1 Transplantation and Liver Surgery Clinic, Helsinki University Hospital, Helsinki University, Helsinki, Finland.
2 The Transplant Institute, Sahlgrenska University Hospital, Gothenburg, Sweden.
3 National Institute for Health and Welfare, Finland.
4 Clinic of Gastroenterology, Helsinki University and Helsinki University Hospital, Helsinki, Finland.
The effects of alcohol use in non-alcoholic fatty-liver disease are unclear. We investigated the impact of alcohol use in fatty liverdisease on incident liver, cardiovascular, and malignant disease, and death. Study comprised 8345 persons with hepatic steatosis (fatty-liver index >60) who participated in the health-examination surveys (FINRISK 1992-2012 or Health 2000), with available data on baseline alcohol intake.
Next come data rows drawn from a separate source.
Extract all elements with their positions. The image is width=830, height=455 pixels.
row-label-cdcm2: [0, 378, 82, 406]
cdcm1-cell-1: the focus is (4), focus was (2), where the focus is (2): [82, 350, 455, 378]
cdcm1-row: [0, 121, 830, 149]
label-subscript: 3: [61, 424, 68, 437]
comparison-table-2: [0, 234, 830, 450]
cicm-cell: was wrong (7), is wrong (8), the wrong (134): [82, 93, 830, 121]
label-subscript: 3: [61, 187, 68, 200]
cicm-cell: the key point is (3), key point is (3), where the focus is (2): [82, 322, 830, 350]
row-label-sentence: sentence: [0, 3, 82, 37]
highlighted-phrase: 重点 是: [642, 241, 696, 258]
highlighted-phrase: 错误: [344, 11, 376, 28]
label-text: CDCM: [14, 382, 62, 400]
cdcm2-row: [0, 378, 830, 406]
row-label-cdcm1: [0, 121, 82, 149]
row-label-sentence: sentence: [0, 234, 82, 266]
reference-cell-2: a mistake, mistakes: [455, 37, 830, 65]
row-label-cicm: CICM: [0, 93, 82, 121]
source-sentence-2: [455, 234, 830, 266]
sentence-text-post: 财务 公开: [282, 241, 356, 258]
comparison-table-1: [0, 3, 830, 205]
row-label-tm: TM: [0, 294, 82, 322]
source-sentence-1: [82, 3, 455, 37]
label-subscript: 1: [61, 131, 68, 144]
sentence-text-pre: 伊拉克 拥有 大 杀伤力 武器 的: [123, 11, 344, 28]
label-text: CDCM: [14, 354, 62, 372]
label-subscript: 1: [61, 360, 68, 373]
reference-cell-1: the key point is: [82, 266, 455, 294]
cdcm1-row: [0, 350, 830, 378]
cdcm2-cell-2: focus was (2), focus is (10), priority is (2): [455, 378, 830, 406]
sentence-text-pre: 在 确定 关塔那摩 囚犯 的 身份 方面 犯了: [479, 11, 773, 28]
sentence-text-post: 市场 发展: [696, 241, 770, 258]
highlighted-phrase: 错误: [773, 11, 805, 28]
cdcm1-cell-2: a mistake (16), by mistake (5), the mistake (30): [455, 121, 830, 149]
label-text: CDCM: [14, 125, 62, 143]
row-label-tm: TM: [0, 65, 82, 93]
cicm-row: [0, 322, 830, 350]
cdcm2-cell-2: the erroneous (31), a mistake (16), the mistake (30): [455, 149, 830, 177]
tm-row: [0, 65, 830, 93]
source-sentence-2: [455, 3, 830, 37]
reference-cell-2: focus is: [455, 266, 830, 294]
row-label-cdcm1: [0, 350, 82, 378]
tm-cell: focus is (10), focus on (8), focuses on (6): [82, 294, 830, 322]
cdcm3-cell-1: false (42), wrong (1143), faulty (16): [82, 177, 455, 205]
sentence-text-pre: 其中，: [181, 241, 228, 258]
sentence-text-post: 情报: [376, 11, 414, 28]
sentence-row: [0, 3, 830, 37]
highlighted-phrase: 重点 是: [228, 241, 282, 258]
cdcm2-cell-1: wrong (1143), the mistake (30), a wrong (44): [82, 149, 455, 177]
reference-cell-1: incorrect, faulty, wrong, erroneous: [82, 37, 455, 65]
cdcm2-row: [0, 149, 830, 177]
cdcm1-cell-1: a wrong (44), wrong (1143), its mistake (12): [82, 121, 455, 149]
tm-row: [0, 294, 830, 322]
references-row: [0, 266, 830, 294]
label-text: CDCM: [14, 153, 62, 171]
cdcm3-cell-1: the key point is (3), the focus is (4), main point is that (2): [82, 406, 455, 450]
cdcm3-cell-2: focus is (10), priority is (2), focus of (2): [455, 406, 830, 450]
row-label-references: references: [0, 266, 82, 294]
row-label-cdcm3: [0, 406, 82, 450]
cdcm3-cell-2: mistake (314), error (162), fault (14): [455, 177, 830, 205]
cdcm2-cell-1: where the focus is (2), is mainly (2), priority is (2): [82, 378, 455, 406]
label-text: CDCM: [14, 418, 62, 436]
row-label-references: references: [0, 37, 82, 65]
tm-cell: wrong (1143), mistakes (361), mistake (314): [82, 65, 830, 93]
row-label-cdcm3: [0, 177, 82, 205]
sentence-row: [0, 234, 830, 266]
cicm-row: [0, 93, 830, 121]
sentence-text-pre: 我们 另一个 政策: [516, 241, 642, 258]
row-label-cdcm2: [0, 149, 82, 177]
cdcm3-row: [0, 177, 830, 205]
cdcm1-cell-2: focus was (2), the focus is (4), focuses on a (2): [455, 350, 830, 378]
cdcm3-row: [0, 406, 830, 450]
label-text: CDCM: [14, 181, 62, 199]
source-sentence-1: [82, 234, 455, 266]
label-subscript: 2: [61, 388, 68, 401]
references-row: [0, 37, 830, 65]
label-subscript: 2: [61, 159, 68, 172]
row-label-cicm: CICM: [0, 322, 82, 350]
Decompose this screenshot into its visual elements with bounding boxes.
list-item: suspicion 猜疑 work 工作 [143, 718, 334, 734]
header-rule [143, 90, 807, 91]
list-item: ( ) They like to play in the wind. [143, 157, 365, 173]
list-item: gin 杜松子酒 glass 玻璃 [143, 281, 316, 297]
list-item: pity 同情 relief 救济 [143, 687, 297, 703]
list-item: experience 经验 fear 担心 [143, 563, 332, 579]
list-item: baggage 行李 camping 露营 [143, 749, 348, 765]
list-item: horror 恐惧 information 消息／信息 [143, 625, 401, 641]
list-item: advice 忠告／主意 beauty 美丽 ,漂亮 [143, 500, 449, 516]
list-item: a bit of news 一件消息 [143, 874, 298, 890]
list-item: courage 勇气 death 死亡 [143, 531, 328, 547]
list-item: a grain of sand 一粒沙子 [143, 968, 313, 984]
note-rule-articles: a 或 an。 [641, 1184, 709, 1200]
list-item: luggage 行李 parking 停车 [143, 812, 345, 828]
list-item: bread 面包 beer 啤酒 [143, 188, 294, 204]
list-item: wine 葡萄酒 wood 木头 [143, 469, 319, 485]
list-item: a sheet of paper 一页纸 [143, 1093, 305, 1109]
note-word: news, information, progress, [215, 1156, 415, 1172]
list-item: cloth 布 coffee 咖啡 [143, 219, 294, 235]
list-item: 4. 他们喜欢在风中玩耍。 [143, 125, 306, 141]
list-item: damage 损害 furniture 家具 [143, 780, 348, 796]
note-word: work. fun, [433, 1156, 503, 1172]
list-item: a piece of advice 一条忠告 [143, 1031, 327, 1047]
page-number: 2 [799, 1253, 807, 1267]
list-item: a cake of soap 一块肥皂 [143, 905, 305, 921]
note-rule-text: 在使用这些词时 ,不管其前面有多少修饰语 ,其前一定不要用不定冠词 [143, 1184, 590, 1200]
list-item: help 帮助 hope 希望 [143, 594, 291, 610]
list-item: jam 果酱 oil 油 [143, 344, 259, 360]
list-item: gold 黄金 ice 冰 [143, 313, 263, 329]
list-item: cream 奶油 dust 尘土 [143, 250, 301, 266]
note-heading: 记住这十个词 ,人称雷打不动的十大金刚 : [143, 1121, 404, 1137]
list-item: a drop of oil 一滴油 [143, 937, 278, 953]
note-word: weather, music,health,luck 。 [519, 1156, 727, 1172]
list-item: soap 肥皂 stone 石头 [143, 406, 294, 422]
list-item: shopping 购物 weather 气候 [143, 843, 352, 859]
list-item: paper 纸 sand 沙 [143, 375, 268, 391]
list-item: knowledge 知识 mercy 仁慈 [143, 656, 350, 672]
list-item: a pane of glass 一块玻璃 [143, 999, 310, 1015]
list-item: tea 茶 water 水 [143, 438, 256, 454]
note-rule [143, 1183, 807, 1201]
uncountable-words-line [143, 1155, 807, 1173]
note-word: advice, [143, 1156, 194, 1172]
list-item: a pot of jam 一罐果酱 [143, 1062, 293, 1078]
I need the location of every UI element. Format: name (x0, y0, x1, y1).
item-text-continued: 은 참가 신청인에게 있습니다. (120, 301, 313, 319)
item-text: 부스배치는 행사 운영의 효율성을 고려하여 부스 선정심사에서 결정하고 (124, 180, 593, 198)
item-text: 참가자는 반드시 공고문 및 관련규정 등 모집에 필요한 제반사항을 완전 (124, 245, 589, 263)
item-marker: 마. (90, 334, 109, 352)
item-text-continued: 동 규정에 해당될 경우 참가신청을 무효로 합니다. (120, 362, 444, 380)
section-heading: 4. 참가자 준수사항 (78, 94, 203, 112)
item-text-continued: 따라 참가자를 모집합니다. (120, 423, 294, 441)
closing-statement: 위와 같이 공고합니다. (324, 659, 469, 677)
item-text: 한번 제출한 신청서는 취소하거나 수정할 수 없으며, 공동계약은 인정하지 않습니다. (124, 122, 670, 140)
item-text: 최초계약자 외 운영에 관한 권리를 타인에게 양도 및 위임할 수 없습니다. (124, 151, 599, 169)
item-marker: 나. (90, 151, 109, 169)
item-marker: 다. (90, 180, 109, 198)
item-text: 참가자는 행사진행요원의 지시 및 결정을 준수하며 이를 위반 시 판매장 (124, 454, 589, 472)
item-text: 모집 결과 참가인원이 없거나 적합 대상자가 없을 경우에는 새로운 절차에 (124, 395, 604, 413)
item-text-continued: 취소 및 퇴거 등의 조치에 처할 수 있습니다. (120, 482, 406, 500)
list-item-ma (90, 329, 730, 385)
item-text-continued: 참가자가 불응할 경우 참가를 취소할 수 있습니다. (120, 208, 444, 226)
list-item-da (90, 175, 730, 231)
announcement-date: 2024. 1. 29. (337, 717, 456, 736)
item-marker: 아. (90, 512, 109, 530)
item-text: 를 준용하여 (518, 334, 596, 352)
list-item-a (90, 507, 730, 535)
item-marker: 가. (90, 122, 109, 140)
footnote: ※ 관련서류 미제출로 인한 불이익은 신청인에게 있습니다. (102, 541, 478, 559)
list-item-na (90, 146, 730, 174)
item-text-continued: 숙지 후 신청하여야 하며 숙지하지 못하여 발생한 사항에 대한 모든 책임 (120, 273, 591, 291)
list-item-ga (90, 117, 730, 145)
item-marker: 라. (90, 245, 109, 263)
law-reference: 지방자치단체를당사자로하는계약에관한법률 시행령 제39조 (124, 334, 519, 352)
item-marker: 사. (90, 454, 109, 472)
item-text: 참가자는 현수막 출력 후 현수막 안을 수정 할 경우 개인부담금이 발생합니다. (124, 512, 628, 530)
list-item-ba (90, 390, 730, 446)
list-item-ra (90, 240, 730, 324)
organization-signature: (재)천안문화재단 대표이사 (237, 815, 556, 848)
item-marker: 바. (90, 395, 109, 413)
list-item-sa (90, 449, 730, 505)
Main exclusions were baseline clinical liver disease, viral hepatitis, ethanol intake >50g/day, and current abstainers. Data were linked with national registers for hospital admissions, malignancies and death regarding liver, cardiovascular, and malignant disease, and all-cause death. Adjustment were for multiple confounders. Alcohol consumption showed a dose-dependent risk increase for incident advanced liver disease and malignancies. Consuming 10-19g/day of alcohol in general, or 0-9g/day as non-wine beverages, doubled the risk for advanced liver disease compared to lifetime abstainers. In contrast, alcohol intake up to 49g/day was associated with a 22-40% reduction of incident CVD. We observed a J-shaped association between alcohol intake and all-cause death with a maximal risk reduction of 21% (95%CI 5-34%) at alcohol intake of 0-9g/day compared to lifetime abstainers. However, these benefits on CVD and mortality were only observed in never smokers. Alcohol intake above 30g/day yielded increased risk estimates for mortality compared to lifetime abstainers. In a subpopulation with longitudinal data, alcohol intake remained stable over time in >80% of subjects. CONCLUSION: Even low alcohol intake in fatty liver disease is associated with increased risks for advanced liver disease and cancer. Low to moderate alcohol use is associated with reduced mortality and CVD risk, but only among never smokers.